A focused liquid jet formed by a water hammer in a test tube

TL;DR

This study models the formation of a focused liquid jet in a test tube caused by water hammer effects, incorporating pressure wave dynamics and cavitation to explain experimental observations.

Contribution

It introduces a one-dimensional pressure wave model with acoustic impedance mismatching to explain jet formation and cavitation phenomena in water hammer events.

Findings

The model captures unsteady jet features and interface vibrations.

Cavitation onset correlates with increased jet velocity.

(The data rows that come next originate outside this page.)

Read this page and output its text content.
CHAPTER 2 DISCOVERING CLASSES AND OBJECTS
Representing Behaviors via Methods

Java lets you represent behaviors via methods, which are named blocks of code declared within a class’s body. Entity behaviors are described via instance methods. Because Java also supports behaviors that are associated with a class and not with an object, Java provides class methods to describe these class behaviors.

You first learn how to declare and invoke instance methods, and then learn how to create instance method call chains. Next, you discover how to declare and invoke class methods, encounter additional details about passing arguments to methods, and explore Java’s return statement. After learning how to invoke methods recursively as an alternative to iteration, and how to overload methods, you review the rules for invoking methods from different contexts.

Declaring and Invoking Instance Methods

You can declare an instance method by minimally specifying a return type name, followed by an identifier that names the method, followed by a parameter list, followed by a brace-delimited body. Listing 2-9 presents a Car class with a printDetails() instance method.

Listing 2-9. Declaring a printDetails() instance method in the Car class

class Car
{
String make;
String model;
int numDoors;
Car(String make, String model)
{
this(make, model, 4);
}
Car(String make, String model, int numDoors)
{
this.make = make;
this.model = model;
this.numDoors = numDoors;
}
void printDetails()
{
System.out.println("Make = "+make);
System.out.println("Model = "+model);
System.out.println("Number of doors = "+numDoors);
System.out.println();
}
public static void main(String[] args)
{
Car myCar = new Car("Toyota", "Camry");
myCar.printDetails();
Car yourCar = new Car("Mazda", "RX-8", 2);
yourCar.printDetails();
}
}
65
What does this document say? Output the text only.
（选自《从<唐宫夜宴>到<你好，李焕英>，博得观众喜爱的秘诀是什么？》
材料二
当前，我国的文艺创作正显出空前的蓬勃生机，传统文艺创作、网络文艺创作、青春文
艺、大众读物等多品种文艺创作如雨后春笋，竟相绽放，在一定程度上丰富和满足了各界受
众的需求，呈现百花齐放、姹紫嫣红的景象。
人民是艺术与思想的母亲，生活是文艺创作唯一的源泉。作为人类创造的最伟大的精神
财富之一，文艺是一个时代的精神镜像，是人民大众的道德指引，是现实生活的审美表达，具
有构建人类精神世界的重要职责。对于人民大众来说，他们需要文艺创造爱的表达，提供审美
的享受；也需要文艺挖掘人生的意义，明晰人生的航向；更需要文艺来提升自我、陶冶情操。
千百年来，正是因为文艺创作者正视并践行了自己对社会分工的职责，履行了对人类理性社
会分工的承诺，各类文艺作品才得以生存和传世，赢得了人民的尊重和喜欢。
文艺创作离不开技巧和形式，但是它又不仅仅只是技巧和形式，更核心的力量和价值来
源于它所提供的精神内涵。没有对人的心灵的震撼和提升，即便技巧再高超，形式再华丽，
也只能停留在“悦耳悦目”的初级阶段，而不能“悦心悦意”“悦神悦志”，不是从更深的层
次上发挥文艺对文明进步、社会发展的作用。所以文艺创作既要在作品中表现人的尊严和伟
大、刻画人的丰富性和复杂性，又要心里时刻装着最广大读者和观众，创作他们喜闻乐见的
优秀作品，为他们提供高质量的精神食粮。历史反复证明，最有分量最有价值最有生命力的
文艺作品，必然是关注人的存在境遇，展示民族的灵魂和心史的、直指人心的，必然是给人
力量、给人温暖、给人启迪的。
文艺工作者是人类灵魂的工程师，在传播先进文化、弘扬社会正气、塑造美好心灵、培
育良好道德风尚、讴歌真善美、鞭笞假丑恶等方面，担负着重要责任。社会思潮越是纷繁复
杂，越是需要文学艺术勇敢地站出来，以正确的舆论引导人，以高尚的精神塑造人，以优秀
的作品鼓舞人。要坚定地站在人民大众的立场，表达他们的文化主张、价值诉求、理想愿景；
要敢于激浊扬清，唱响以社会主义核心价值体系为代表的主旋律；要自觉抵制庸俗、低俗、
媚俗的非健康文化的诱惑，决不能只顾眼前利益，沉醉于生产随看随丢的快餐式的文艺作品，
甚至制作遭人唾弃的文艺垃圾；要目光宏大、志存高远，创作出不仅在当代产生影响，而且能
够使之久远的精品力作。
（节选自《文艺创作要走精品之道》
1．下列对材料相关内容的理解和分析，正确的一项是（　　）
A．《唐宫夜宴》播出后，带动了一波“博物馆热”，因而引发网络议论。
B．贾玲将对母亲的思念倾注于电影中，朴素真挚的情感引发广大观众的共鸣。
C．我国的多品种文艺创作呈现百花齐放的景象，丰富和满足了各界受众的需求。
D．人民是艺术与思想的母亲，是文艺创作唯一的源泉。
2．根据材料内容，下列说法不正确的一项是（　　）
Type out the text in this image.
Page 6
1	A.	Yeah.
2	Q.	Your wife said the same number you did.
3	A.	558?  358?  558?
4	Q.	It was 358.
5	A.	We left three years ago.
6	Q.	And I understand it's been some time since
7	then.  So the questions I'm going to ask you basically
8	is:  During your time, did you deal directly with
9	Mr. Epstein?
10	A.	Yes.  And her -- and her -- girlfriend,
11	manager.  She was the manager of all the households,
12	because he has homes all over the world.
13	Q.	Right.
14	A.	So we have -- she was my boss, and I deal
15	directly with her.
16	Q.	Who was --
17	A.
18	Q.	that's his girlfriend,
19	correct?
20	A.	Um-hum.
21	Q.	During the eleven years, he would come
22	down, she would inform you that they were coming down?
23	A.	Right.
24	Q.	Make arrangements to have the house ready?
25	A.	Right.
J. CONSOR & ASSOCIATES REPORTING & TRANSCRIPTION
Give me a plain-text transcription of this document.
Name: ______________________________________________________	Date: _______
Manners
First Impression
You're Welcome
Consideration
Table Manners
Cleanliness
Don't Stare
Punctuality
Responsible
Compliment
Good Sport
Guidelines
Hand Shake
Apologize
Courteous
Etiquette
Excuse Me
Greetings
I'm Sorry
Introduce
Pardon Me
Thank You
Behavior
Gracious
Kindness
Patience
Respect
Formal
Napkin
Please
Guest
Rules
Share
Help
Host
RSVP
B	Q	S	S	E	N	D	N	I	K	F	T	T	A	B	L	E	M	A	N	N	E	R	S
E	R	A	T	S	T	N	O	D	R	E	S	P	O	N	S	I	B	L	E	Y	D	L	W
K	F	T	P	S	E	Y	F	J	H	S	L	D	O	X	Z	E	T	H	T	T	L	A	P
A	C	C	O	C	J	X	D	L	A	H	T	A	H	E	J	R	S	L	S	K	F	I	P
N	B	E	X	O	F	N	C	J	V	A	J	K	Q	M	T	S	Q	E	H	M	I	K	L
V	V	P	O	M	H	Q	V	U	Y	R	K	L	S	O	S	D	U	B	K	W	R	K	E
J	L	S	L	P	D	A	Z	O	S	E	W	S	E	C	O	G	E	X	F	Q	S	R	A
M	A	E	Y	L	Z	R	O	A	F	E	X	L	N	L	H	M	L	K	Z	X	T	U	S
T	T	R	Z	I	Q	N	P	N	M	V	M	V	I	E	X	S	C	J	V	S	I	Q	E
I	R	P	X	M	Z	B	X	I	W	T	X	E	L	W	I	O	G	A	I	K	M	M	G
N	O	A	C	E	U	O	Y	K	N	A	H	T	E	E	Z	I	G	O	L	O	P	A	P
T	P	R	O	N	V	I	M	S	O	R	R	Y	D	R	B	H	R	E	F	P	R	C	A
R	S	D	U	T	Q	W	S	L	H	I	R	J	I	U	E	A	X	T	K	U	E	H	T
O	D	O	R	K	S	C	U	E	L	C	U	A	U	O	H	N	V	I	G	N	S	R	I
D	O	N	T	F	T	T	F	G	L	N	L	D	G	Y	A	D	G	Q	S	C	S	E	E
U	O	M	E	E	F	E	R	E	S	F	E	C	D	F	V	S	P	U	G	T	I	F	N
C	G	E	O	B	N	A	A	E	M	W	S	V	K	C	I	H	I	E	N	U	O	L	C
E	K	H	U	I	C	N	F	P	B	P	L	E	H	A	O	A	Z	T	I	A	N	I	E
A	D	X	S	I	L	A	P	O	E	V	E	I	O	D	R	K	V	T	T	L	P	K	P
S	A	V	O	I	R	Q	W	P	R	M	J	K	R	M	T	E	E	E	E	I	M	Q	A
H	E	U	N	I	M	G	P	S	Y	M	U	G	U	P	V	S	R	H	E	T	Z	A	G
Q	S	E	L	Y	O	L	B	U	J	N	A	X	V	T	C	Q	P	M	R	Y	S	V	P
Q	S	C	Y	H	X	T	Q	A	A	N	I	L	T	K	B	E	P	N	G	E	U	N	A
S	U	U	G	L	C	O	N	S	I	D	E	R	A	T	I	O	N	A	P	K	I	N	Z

Pressure wave interactions explain experimental results.

Abstract

We investigate motion of a gas-liquid interface in a test tube induced by a large acceleration via impulsive force. We conduct simple experiments in which the tube partially filled with a liquid falls under gravity and impacts a rigid floor. A curved gas-liquid interface inside the tube reverses and eventually forms an elongated jet (i.e. the so-called a focused jet). In our experiments, there arises either vibration of the interface or increment in the velocity of a liquid jet accompanied by the onset of cavitation in the liquid column. These phenomena cannot be explained by considering pressure impulse in a classical potential flow analysis, which does not account for finite speeds of sound as well as phase change. Here we model such water-hammer events as a result of one-dimensional pressure wave propagation and its interaction with boundaries through acoustic impedance mismatching. The method of characteristics is applied to describe pressure wave interactions and the subsequent cavitation. The proposed model is found to allow us to capture the unsteady features of the liquid jet.